За этими мыслями Женя и не заметила, как был накрыт стол и включена непонятно откуда взявшаяся гирлянда, которая теперь разноцветной змейкой оплетала горшок и ствол фикуса.
— Только без свечей. — Женя одернула Яна, который уже подносил зажигалку к золотистой свечке.
Ели молча. Женя рассматривала горошек в тарелке, словно видела его в первый раз. Только чтобы не смотреть Яну в глаза. Только чтобы он не понял, что ничего не получилось, не сработало. Все еще хотелось просто плакать, перебирать фотографии и ждать, когда день закончится.
Но он, кажется, все и так понял.
— Хочешь, я все сейчас уберу? Или, может быть, хочешь побыть одна?
— Нет, не нужно. Спасибо.
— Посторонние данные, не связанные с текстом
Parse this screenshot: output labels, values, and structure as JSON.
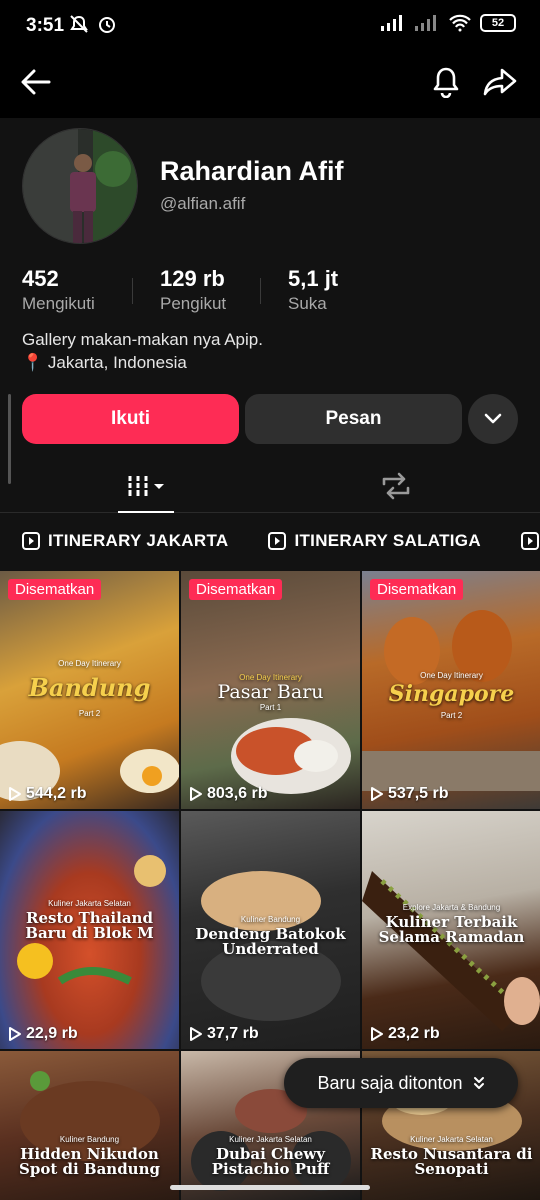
{
  "status": {
    "time": "3:51",
    "battery": "52"
  },
  "profile": {
    "name": "Rahardian Afif",
    "handle": "@alfian.afif",
    "stats": [
      {
        "value": "452",
        "label": "Mengikuti"
      },
      {
        "value": "129 rb",
        "label": "Pengikut"
      },
      {
        "value": "5,1 jt",
        "label": "Suka"
      }
    ],
    "bio_line1": "Gallery makan-makan nya Apip.",
    "bio_location": "📍 Jakarta, Indonesia"
  },
  "actions": {
    "follow": "Ikuti",
    "message": "Pesan"
  },
  "playlists": [
    "ITINERARY JAKARTA",
    "ITINERARY SALATIGA",
    "I"
  ],
  "videos": [
    {
      "pinned": "Disematkan",
      "views": "544,2 rb",
      "small": "One Day Itinerary",
      "title": "Bandung",
      "sub": "Part 2"
    },
    {
      "pinned": "Disematkan",
      "views": "803,6 rb",
      "small": "One Day Itinerary",
      "title": "Pasar Baru",
      "sub": "Part 1"
    },
    {
      "pinned": "Disematkan",
      "views": "537,5 rb",
      "small": "One Day Itinerary",
      "title": "Singapore",
      "sub": "Part 2"
    },
    {
      "views": "22,9 rb",
      "small": "Kuliner Jakarta Selatan",
      "title": "Resto Thailand Baru di Blok M"
    },
    {
      "views": "37,7 rb",
      "small": "Kuliner Bandung",
      "title": "Dendeng Batokok Underrated"
    },
    {
      "views": "23,2 rb",
      "small": "Explore Jakarta & Bandung",
      "title": "Kuliner Terbaik Selama Ramadan"
    },
    {
      "small": "Kuliner Bandung",
      "title": "Hidden Nikudon Spot di Bandung"
    },
    {
      "small": "Kuliner Jakarta Selatan",
      "title": "Dubai Chewy Pistachio Puff"
    },
    {
      "small": "Kuliner Jakarta Selatan",
      "title": "Resto Nusantara di Senopati"
    }
  ],
  "toast": {
    "label": "Baru saja ditonton"
  },
  "colors": {
    "accent": "#fe2c55",
    "background": "#121212"
  }
}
Это правда все очень трогательно. — Женя оглядела комнату и повторила еще раз шепотом: — Спасибо.
— Есть еще кое-что. Но придется пойти на улицу. — Ян улыбнулся.
Женя догадалась тут же. Салюты. И сердце стало стучать чуть быстрее в ожидании, но в голове снова: «Нет, они не обрадуют, как раньше. В этом нет никакого смысла. И в празднике тоже нет смысла».
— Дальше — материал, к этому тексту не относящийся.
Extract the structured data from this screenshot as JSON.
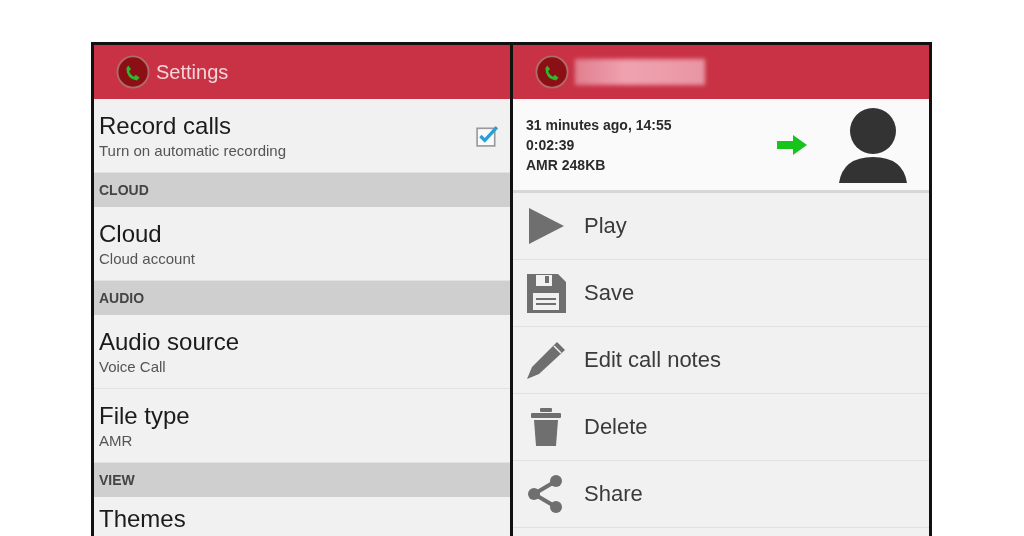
{
  "settings_screen": {
    "title": "Settings",
    "items": [
      {
        "kind": "checkbox",
        "title": "Record calls",
        "summary": "Turn on automatic recording",
        "checked": true
      },
      {
        "kind": "section",
        "title": "CLOUD"
      },
      {
        "kind": "setting",
        "title": "Cloud",
        "summary": "Cloud account"
      },
      {
        "kind": "section",
        "title": "AUDIO"
      },
      {
        "kind": "setting",
        "title": "Audio source",
        "summary": "Voice Call"
      },
      {
        "kind": "setting",
        "title": "File type",
        "summary": "AMR"
      },
      {
        "kind": "section",
        "title": "VIEW"
      },
      {
        "kind": "setting",
        "title": "Themes"
      }
    ]
  },
  "recording_screen": {
    "recording": {
      "time": "31 minutes ago, 14:55",
      "duration": "0:02:39",
      "format": "AMR 248KB",
      "outgoing": true
    },
    "actions": [
      {
        "kind": "play",
        "label": "Play"
      },
      {
        "kind": "save",
        "label": "Save"
      },
      {
        "kind": "edit",
        "label": "Edit call notes"
      },
      {
        "kind": "delete",
        "label": "Delete"
      },
      {
        "kind": "share",
        "label": "Share"
      }
    ]
  }
}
Но они с Яном убегали от навязчивых мыслей. Неслись по ступенькам вниз, а дальше по хрустящему снегу, подальше от дома.
И когда небо вспыхнуло розовыми искрами и кто-то вдалеке крикнул: «С Новым годом!» — Женя заплакала, не сдерживая больше себя, и ей казалось, что слезы теперь не соленые, а сладко-горькие. Как и воспоминания о детстве, о папе, о первом января, пахнущем ладаном. Эта боль, может быть, не уйдет никогда, но сегодня она медленно отступала, угасала в ночи вместе с золотыми огнями.
А Ян улыбался и шептал: «Это тебе», — почти беззвучно, но Женя слышала.